Hand v. Belcher Mosaic Glass Co.

McAdam, C. J.

The stipulation for the payment of $220 in trade means that the defendant was to give the plaintiff goods to the amount stated, at market prices, and, upon refusal to deliver the goods, the defendant became liable to pay as damages $220. 2 Wait, Act. & Def. 455; and see Pinney v. Gleason, 5 Wend. 393; Rockwell v. Rockwell, 4 Hill, 164; Fletcher v. Derrickson, 3 Bosw. 181. The action being founded on the breach, the averment of refusal to deliver was a material allegation, which the defendant was bound to deny, or, in default, be regarded as having admitted the fact to be as charged. Code, § 522; Gould, Pl. 141. Not having denied the allegations of refusal, the defendant was not at liberty to prove anything inconsistent with the admission. Tell v. Beyer, 38 N. Y. 161; Fleischmann v. Stern, 90 N. Y. 110. If there was but a qualified refusal to deliver on the part of the defendant, it might conscientiously have denied the unqualified refusal alleged, or have pleaded facts showing that the refusal was not unqualified, but upon conditions which the law regarded as an excuse for non-compliance at the time.
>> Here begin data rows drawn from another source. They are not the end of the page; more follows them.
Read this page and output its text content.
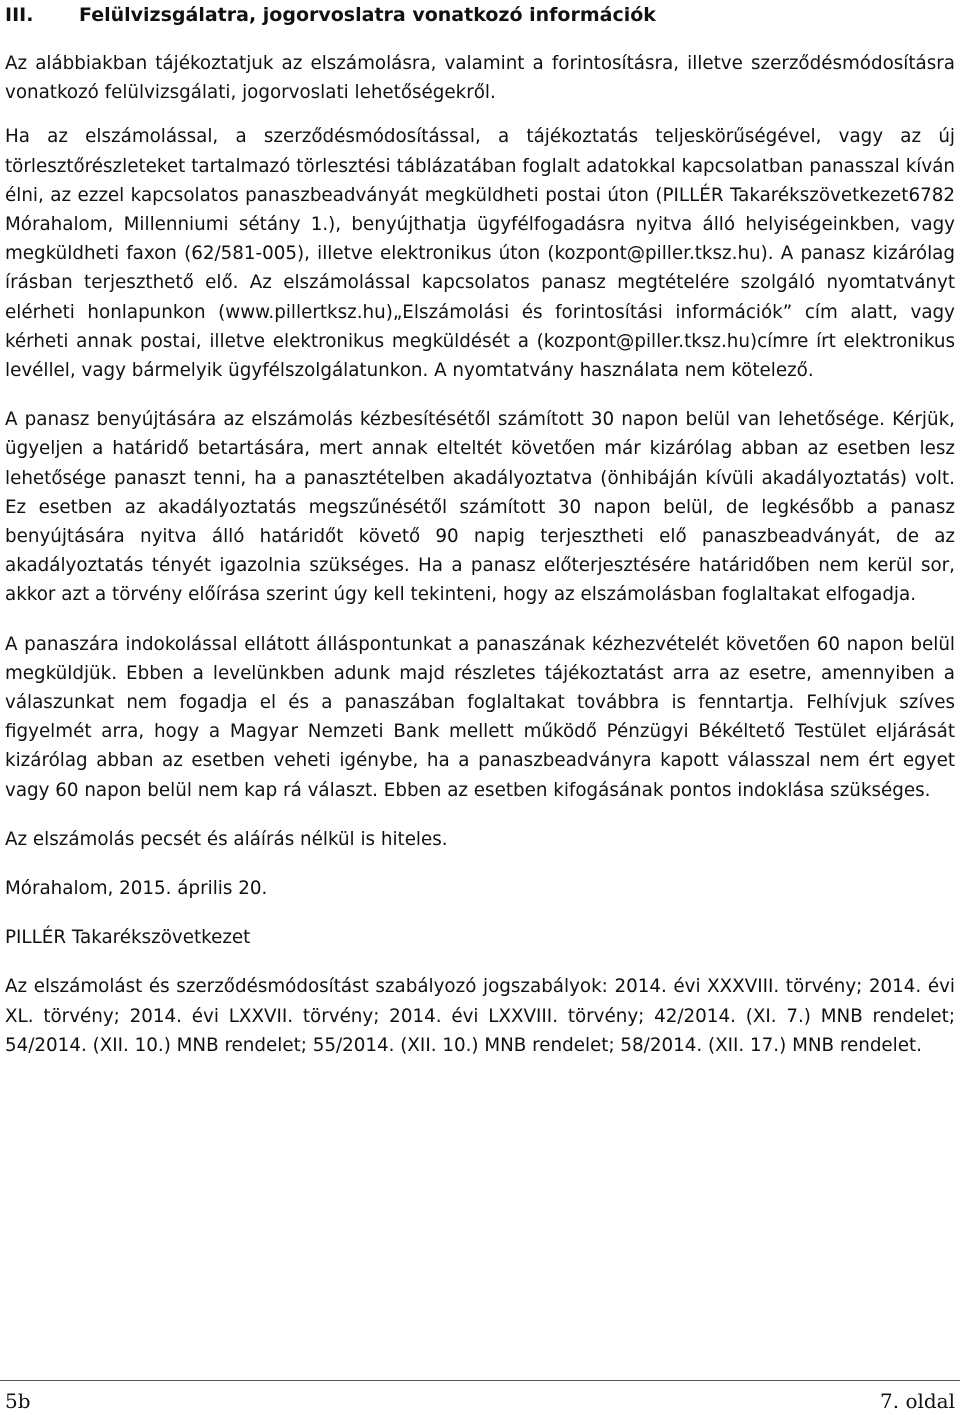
III. Felülvizsgálatra, jogorvoslatra vonatkozó információk

Az alábbiakban tájékoztatjuk az elszámolásra, valamint a forintosításra, illetve szerződésmódosításra vonatkozó felülvizsgálati, jogorvoslati lehetőségekről.

Ha az elszámolással, a szerződésmódosítással, a tájékoztatás teljeskörűségével, vagy az új törlesztőrészleteket tartalmazó törlesztési táblázatában foglalt adatokkal kapcsolatban panasszal kíván élni, az ezzel kapcsolatos panaszbeadványát megküldheti postai úton (PILLÉR Takarékszövetkezet6782 Mórahalom, Millenniumi sétány 1.), benyújthatja ügyfélfogadásra nyitva álló helyiségeinkben, vagy megküldheti faxon (62/581-005), illetve elektronikus úton (kozpont@piller.tksz.hu). A panasz kizárólag írásban terjeszthető elő. Az elszámolással kapcsolatos panasz megtételére szolgáló nyomtatványt elérheti honlapunkon (www.pillertksz.hu)„Elszámolási és forintosítási információk” cím alatt, vagy kérheti annak postai, illetve elektronikus megküldését a (kozpont@piller.tksz.hu)címre írt elektronikus levéllel, vagy bármelyik ügyfélszolgálatunkon. A nyomtatvány használata nem kötelező.

A panasz benyújtására az elszámolás kézbesítésétől számított 30 napon belül van lehetősége. Kérjük, ügyeljen a határidő betartására, mert annak elteltét követően már kizárólag abban az esetben lesz lehetősége panaszt tenni, ha a panasztételben akadályoztatva (önhibáján kívüli akadályoztatás) volt. Ez esetben az akadályoztatás megszűnésétől számított 30 napon belül, de legkésőbb a panasz benyújtására nyitva álló határidőt követő 90 napig terjesztheti elő panaszbeadványát, de az akadályoztatás tényét igazolnia szükséges. Ha a panasz előterjesztésére határidőben nem kerül sor, akkor azt a törvény előírása szerint úgy kell tekinteni, hogy az elszámolásban foglaltakat elfogadja.

A panaszára indokolással ellátott álláspontunkat a panaszának kézhezvételét követően 60 napon belül megküldjük. Ebben a levelünkben adunk majd részletes tájékoztatást arra az esetre, amennyiben a válaszunkat nem fogadja el és a panaszában foglaltakat továbbra is fenntartja. Felhívjuk szíves figyelmét arra, hogy a Magyar Nemzeti Bank mellett működő Pénzügyi Békéltető Testület eljárását kizárólag abban az esetben veheti igénybe, ha a panaszbeadványra kapott válasszal nem ért egyet vagy 60 napon belül nem kap rá választ. Ebben az esetben kifogásának pontos indoklása szükséges.

Az elszámolás pecsét és aláírás nélkül is hiteles.

Mórahalom, 2015. április 20.

PILLÉR Takarékszövetkezet

Az elszámolást és szerződésmódosítást szabályozó jogszabályok: 2014. évi XXXVIII. törvény; 2014. évi XL. törvény; 2014. évi LXXVII. törvény; 2014. évi LXXVIII. törvény; 42/2014. (XI. 7.) MNB rendelet; 54/2014. (XII. 10.) MNB rendelet; 55/2014. (XII. 10.) MNB rendelet; 58/2014. (XII. 17.) MNB rendelet.

5b	7. oldal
This was not done. The allegation that the defendant was “ready and willing” to furnish goods to the plaintiff is unavailing, in view of the admission that it “refused” to deliver. The allegation in the answer of readiness to deliver is not equivalent to performance in the face of the conceded fact of re*739fusai, which is conclusive evidence of the breach that gives the right of action. The answer created no issue, and the direction to find for the plaintiff was right. It follows that the motion for a new trial must be denied.